# Decomposing the Time Series and Inspecting its Seasonality

The previous [notebook](1.0-vtm-initial-data-exploration.ipynb) led us to believe that there are seasonal aspects to the time data, since it is basically the wet and dry season of a specific location.

Here we'll analyze the data in three distinc granularities:

- Monthly
- Weekly
- Daily

The unstructured data was changed and altered on LibreOffice Calc - since the original raw data was obtained in this format - the three outputs are three time series, one for each of the scales mentioned early. From these series, we'll evalute their seasonality and noise.

Let's load the datasets:

In [1]:
# Basic imports

import pandas as pd
import numpy as np
import seaborn as sns
import matplotlib.pyplot as plt
import os

# Time Series decomposition libraries

from statsmodels.tsa.seasonal import seasonal_decompose


Loading the data:

In [2]:
MONTHLY_DATA_PATH = os.path.abspath(r"..\data").replace('\\','/') + '/processed/monthly_rainfall.xlsx'
WEEKLY_DATA_PATH = os.path.abspath(r"..\data").replace('\\','/') + '/processed/weekly_rainfall_avg.xlsx'
DAILY_DATA_PATH = os.path.abspath(r"..\data").replace('\\','/') + '/processed/daily_rainfall.xlsx'

monthly_df = pd.read_excel(MONTHLY_DATA_PATH, 
                           index_col=[0],
                           parse_dates=[0])

weekly_df = pd.read_excel(WEEKLY_DATA_PATH,
                          index_col=[0],
                          parse_dates=[0])

daily_df = pd.read_excel(DAILY_DATA_PATH,
                         index_col=[0], 
                         parse_dates=[0])

Let's start with the monthly series

In [None]:
monthly_df.head()

Dataframe columns look ok. Since we are measuring the months from 2014 to 2021, we should have __96__ months in total:

In [None]:
monthly_df.shape

No problems. Let's proceed to plotting the data:

In [None]:
monthly_df.plot(figsize=(15,10))

There's clearly a cycle each year, as expected. With rainfall peaking during the southern hemisphere's¹ Spring and Summer (September to March), and plummeting during the southern hemisphere's Fall and Winter (April to August). In a sense, we can correlate these peaks and troughs with the already established wet and dry seasons for this particular region.

With this information at hand, let's decompose the series to study its seasonality and noise better:

In [None]:
decompose_monthly_rainfall = seasonal_decompose(monthly_df)

decompose_monthly_rainfall.plot();

The weekly data is a bit tricky to work with - it needed to be separated not by common dates but by bloks of 7 days, rendering the date format useless. This problem was circumvented by assignin an interger number to each week, meaning that the higher the week number is, the farther in the date the series is. Another relavant point is that the monthly data includes the years 2014 and 2015, however, there's no daily data for these two years. The next series, weekly and daily, will only encompass the time period between 2016 and 2021.

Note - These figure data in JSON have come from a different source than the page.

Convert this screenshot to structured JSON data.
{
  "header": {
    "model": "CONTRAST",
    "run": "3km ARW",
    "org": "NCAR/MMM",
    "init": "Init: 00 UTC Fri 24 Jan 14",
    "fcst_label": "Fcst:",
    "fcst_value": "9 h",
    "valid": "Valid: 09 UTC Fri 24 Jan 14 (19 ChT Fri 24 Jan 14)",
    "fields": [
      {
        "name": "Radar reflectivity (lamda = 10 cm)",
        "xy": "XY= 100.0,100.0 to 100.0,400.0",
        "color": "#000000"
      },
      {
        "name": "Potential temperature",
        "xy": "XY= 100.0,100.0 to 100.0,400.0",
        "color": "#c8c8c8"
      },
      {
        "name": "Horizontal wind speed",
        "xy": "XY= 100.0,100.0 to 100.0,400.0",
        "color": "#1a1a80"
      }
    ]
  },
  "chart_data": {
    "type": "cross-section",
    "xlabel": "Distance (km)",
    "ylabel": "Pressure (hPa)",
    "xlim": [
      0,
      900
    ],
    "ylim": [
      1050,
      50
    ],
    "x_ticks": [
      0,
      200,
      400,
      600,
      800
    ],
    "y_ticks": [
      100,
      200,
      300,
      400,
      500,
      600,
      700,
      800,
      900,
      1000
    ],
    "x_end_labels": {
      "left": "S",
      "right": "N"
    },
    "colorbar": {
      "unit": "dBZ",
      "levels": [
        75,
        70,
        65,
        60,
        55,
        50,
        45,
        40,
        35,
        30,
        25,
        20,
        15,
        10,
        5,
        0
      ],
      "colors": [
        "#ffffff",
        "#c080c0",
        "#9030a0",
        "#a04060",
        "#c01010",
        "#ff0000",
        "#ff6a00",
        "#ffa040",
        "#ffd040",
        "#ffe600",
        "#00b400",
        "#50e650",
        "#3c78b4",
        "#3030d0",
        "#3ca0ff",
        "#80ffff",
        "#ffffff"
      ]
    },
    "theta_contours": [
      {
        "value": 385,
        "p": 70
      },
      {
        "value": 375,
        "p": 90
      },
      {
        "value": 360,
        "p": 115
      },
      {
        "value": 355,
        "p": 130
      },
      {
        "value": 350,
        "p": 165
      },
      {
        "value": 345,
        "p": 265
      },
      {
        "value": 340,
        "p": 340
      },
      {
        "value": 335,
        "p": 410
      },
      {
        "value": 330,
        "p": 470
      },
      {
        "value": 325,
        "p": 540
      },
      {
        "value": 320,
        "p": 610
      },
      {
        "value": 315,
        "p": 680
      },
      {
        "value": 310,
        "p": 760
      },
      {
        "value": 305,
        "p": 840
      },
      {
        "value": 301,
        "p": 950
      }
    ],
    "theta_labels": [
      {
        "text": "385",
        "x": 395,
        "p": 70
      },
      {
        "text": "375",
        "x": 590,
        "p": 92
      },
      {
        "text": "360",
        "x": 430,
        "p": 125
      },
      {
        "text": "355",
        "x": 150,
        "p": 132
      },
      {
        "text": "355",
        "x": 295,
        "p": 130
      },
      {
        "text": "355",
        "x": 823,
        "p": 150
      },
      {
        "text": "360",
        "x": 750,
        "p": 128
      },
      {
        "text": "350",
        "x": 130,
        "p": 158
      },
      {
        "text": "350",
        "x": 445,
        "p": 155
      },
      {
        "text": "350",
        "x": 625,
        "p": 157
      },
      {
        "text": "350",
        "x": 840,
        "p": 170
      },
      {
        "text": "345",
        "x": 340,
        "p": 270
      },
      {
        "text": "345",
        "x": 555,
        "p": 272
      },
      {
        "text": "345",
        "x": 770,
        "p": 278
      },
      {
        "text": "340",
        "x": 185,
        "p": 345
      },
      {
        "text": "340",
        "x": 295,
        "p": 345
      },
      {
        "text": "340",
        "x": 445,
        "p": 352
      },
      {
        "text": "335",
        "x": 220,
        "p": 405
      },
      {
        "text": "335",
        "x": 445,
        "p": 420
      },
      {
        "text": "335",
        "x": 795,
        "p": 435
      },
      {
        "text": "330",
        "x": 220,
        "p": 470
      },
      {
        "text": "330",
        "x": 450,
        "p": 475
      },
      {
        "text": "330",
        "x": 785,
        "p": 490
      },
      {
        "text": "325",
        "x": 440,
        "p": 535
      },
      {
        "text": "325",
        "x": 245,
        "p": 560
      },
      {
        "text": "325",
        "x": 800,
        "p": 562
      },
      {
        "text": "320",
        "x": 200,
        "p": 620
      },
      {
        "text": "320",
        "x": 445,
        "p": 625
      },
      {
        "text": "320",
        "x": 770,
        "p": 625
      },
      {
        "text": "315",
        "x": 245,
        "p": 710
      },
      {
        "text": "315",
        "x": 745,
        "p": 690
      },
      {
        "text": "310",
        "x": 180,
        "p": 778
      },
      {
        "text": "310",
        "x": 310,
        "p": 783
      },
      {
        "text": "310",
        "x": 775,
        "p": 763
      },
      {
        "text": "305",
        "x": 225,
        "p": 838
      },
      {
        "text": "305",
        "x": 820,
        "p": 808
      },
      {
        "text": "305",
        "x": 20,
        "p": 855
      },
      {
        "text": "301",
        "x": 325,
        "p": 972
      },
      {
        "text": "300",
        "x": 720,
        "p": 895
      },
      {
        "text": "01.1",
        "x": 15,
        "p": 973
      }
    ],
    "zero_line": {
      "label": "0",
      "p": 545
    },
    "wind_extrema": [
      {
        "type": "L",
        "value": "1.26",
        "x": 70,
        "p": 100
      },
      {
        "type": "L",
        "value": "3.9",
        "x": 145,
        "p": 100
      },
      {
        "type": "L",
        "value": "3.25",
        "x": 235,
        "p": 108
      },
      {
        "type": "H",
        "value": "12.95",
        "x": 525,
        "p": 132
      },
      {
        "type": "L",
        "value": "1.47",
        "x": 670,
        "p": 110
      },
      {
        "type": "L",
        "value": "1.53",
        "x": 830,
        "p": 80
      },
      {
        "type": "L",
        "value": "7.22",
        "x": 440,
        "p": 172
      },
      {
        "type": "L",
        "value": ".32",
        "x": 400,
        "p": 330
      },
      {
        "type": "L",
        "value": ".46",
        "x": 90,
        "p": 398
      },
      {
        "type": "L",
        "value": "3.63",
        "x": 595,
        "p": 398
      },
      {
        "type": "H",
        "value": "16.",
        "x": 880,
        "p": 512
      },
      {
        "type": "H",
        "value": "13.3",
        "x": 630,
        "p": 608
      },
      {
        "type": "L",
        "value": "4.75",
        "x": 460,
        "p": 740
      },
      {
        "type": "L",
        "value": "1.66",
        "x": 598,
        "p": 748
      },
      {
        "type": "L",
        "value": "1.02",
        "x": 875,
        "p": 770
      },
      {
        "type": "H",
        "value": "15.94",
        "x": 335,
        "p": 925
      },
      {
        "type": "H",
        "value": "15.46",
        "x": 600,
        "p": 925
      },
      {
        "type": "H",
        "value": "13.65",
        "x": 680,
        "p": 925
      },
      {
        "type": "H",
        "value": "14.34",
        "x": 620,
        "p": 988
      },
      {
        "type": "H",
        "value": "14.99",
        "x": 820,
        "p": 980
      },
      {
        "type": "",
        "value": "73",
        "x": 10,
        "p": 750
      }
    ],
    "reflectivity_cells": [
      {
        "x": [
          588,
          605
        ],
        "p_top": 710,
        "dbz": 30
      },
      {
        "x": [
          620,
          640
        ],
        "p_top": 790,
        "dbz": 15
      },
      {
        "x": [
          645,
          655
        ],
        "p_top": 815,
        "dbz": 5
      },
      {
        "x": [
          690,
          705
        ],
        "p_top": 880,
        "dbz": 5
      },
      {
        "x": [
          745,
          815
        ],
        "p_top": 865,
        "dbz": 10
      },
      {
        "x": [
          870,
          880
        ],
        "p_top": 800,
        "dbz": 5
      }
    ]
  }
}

Let's plot the weekly rainfall average along the years - the series must contain 313 weeks (six full years in total):

In [None]:
weekly_df.head()

In [None]:
weekly_df.shape

# Dataset size looks ok

In [None]:
weekly_df.plot(figsize=(30,10))

It's clear that the weekly data is much, much noisier. Let's try and decompose it:

In [None]:
decompose_weekly_rainfall = seasonal_decompose(weekly_df)

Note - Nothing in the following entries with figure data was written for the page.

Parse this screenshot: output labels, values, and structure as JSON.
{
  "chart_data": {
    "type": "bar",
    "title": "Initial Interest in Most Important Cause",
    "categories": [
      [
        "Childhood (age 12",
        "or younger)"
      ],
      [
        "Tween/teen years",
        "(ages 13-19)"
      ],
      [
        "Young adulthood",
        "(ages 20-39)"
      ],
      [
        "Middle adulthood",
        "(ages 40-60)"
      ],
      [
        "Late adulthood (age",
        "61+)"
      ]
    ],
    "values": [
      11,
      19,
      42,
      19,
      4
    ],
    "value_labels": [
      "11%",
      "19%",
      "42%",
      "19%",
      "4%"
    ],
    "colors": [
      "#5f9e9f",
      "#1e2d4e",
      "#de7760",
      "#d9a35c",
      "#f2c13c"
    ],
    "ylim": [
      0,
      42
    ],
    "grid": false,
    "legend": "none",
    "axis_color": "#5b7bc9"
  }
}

decompose_weekly_rainfall.plot();

Interestingly, the weekly trend is similar to the monthly one, albeit with much more noise. Seasonality looks promising, with much more detail in the weekly series.

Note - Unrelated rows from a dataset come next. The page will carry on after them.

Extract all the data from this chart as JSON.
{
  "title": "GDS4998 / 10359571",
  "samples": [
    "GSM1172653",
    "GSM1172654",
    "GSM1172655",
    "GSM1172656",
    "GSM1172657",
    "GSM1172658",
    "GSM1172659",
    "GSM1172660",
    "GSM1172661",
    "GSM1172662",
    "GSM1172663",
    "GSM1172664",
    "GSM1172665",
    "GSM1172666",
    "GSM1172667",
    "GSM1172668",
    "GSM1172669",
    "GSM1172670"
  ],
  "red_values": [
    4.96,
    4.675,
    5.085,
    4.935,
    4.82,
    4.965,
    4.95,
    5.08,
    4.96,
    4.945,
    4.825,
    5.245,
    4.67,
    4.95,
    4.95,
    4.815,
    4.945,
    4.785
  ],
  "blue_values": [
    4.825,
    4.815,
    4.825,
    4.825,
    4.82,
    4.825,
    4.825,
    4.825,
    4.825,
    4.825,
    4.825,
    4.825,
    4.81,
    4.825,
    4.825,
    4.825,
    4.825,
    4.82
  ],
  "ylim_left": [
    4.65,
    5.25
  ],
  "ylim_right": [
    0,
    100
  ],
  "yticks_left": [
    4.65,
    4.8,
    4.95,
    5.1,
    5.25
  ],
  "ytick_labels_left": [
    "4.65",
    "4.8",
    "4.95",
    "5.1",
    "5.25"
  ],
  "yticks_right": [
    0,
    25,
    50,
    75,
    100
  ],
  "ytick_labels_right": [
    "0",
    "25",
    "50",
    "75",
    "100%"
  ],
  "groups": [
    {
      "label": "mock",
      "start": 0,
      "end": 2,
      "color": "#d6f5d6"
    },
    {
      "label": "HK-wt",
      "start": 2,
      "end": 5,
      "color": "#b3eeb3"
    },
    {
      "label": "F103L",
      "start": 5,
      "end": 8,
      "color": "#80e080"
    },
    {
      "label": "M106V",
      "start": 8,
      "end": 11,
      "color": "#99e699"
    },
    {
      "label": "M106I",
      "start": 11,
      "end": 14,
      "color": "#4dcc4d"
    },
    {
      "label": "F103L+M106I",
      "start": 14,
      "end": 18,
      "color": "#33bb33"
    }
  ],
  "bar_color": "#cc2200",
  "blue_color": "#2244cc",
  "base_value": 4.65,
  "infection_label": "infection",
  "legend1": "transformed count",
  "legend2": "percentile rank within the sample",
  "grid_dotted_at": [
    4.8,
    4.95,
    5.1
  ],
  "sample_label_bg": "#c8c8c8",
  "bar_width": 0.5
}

Finally, let's take a look at the daily data. It's possibily the noisiest of the three, and probably the most difficult one to extract information; hopefully, we'll see an improvement in the seasonality detail and a matching trend.

Again, the dialy data ranges from the years 2016 to 2021, so this will give us 2192 days. Let's check the dataset's size and plot it:

In [None]:
daily_df.shape

In [None]:
daily_df.plot(figsize=(20,8))

Cleary the data is the noisiest (as expected), but we can discern the same yearly periods (wet and sry seasons) very precisely.

In [None]:
decompose_daily_rainfall = seasonal_decompose(daily_df)

decompose_daily_rainfall.plot();

It seems that the seasonality becomes an irrelevant data in a daily series. The trend is also basically the same as the year. This might be a case of too much granularity of data.